Late on Born Sinner, J. Cole issues one of the most unnecessary apologies in hip-hop history. On “Let Nas Down,” he goes into great detail about how in his desperation to come up with a single for his debut album, Cole World: The Sideline Story, he disappointed his idol:
“Dion called me when it dropped, sounded sad but sincere/Told me Nas heard your single and he hate that s**t/Said you the one, yo why you make that s**t? I can’t believe I let Nas down/Damn, my heart sunk to my stomach, I can’t believe I let Nas down.”
Really? Nas? The same guy who made “Oochie Wally”, “You Owe Me” (which Cole even references on the song) and even the recent commercial trash “Summer on Smash”? While the song itself is great with a jazz saxophone (a la Jay-Z’s “Death of Autotune”) and Cole hitting on all cylinders lyrically, it would have been even better if he was telling Nas where to stick it.
“Let Nas Down” illustrates a larger problem for the supremely talented J. Cole on his sophomore effort, Born Sinner. He positions the album as being a lot darker than the first, a rejection of the more radio-friendly material on The Sideline Story. However, despite his intentions the second major label release is neither as substantive nor as original as the first.
Almost the entire album is produced by Cole himself and there are only a few guest spots that go by mostly unnoticed, and it would be an impressive effort if so much weren’t expected. This is not another mixtape from an up-and-comer. Cole is this reviewer’s favorite MC in the game today, so it’s disappointing not to see him assume more of his own identity.
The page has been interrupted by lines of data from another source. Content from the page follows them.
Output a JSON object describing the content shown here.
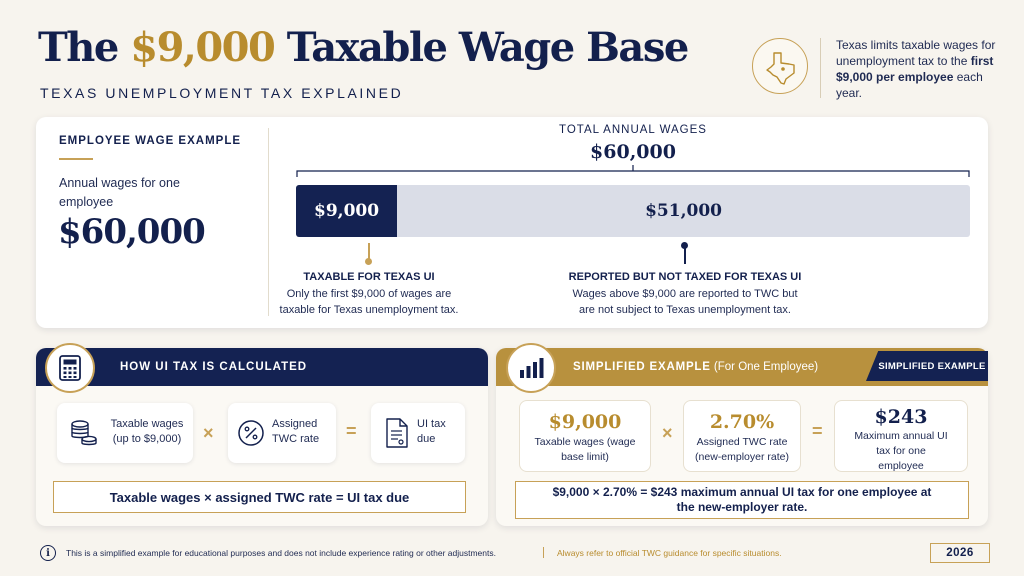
{
  "header": {
    "title_pre": "The ",
    "title_amount": "$9,000",
    "title_post": " Taxable Wage Base",
    "subtitle": "TEXAS UNEMPLOYMENT TAX EXPLAINED",
    "note_pre": "Texas limits taxable wages for unemployment tax to the ",
    "note_bold": "first $9,000 per employee",
    "note_post": " each year.",
    "badge_icon": "texas-map-icon"
  },
  "wage_example": {
    "heading": "EMPLOYEE WAGE EXAMPLE",
    "label": "Annual wages for one employee",
    "amount": "$60,000"
  },
  "total": {
    "heading": "TOTAL ANNUAL WAGES",
    "amount": "$60,000",
    "bar": {
      "taxable_value": "$9,000",
      "untaxed_value": "$51,000",
      "taxable_fraction": 0.15
    },
    "taxable_callout": {
      "title": "TAXABLE FOR TEXAS UI",
      "text": "Only the first $9,000 of wages are taxable for Texas unemployment tax."
    },
    "untaxed_callout": {
      "title": "REPORTED BUT NOT TAXED FOR TEXAS UI",
      "text": "Wages above $9,000 are reported to TWC but are not subject to Texas unemployment tax."
    }
  },
  "how_calculated": {
    "heading": "HOW UI TAX IS CALCULATED",
    "icon": "calculator-icon",
    "steps": [
      {
        "icon": "coins-icon",
        "label": "Taxable wages (up to $9,000)"
      },
      {
        "icon": "percent-icon",
        "label": "Assigned TWC rate"
      },
      {
        "icon": "document-icon",
        "label": "UI tax due"
      }
    ],
    "op_multiply": "×",
    "op_equals": "=",
    "formula": "Taxable wages  ×  assigned TWC rate = UI tax due"
  },
  "example": {
    "heading": "SIMPLIFIED EXAMPLE",
    "heading_sub": " (For One Employee)",
    "tab": "SIMPLIFIED EXAMPLE",
    "icon": "bar-chart-icon",
    "items": [
      {
        "value": "$9,000",
        "label": "Taxable wages (wage base limit)"
      },
      {
        "value": "2.70%",
        "label": "Assigned TWC rate (new-employer rate)"
      },
      {
        "value": "$243",
        "label": "Maximum annual UI tax for one employee"
      }
    ],
    "op_multiply": "×",
    "op_equals": "=",
    "summary": "$9,000  ×  2.70%  =  $243 maximum annual UI tax for one employee at the new-employer rate."
  },
  "footer": {
    "disclaimer": "This is a simplified example for educational purposes and does not include experience rating or other adjustments.",
    "reference": "Always refer to official TWC guidance for specific situations.",
    "year": "2026",
    "info_icon": "info-icon"
  },
  "colors": {
    "navy": "#142252",
    "gold": "#b8913e",
    "bar_grey": "#dadde7",
    "background": "#f7f4ee"
  }
}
Homages to his past heroes are scattered throughout Born Sinner.
“LAnd of the Snakes” borrows quite liberally from Outkast’s “Da Art of Storytelling (Pt. 1)”; “Villuminati” samples Biggie’s voice (“Born sinner/the opposite of a winner”); “Forbidden Fruit,” on which Kendrick Lamar is tragically underused, only for the hook, is steeped in A Tribe Called Quest’s “Electric Relaxation” sample of “Mystic Brew.”
It’s difficult to be too critical, because some of it sounds pretty great. It did the first time, after all. Still, we’ve waited a couple years for Born Sinner and you might expect a new direction, a sound all its own. Instead it’s a, albeit very good, rehash of material we’re already familiar with.
Cole is a prodigious student of the game, but it’s working against him here. He’s borrowing too much from Jay, Nas and Biggie. The lack of identity, sad to say it, makes Born Sinner reminiscent of a Game album.
The other overriding problem here is a lack of substance. There’s too much talk about b**ches and hoes. It’s more tired than dark. It feels misogynist and petty on “Trouble” when Cole raps, “Want flowers, cards and the purses next/Nah, b**ch can’t a dollar/Cole on Twitter, b**ch can’t get a follow.”
He sounds just silly and weird on “LAnd of the Snakes” rapping, “My kicks hard, my whip hard/I came out the womb with my d*ck hard.”
Many of the songs on Born Sinner follow a similar narrative: Cole is an increasingly rich, horny dude, who will use ‘em and then lose ‘em, but there’s a few he really likes, although he’ll probably still cheat on them. The lead single “Power Trip” featuring Miguel is a prime example with Cole explaining:
“The same clubs I used to get tossed out/Life got crisscrossed, totally crossed out/Cause now I’m in this b**ch and I’m totally bossed out/Old chicks crying cause they know that they lost out/But I’m still on you, I’m still on you.”
Despite these complaints, Born Sinner is easy on the ears with solid production throughout and Cole having flow for days.
The operatic production on “Trouble” stands out, the rich strings and eager beat of “Villuminati” is a perfect backdrop for Cole’s skills. The thump of “She Knows” is impossible to hard to resist, with Cole imagining himself as a Martin Luther King of the clubs (“In the back of his mind is Coretta.”) “Is She Gon Pop” and “Forbidden Fruit” are fun even if they’re filled with overly simplistic come-ons.
Born Sinner will get you through the day, but it’s sort of like one of the many nameless women Cole relentlessly pursues – pretty to look at it, hollow on the inside.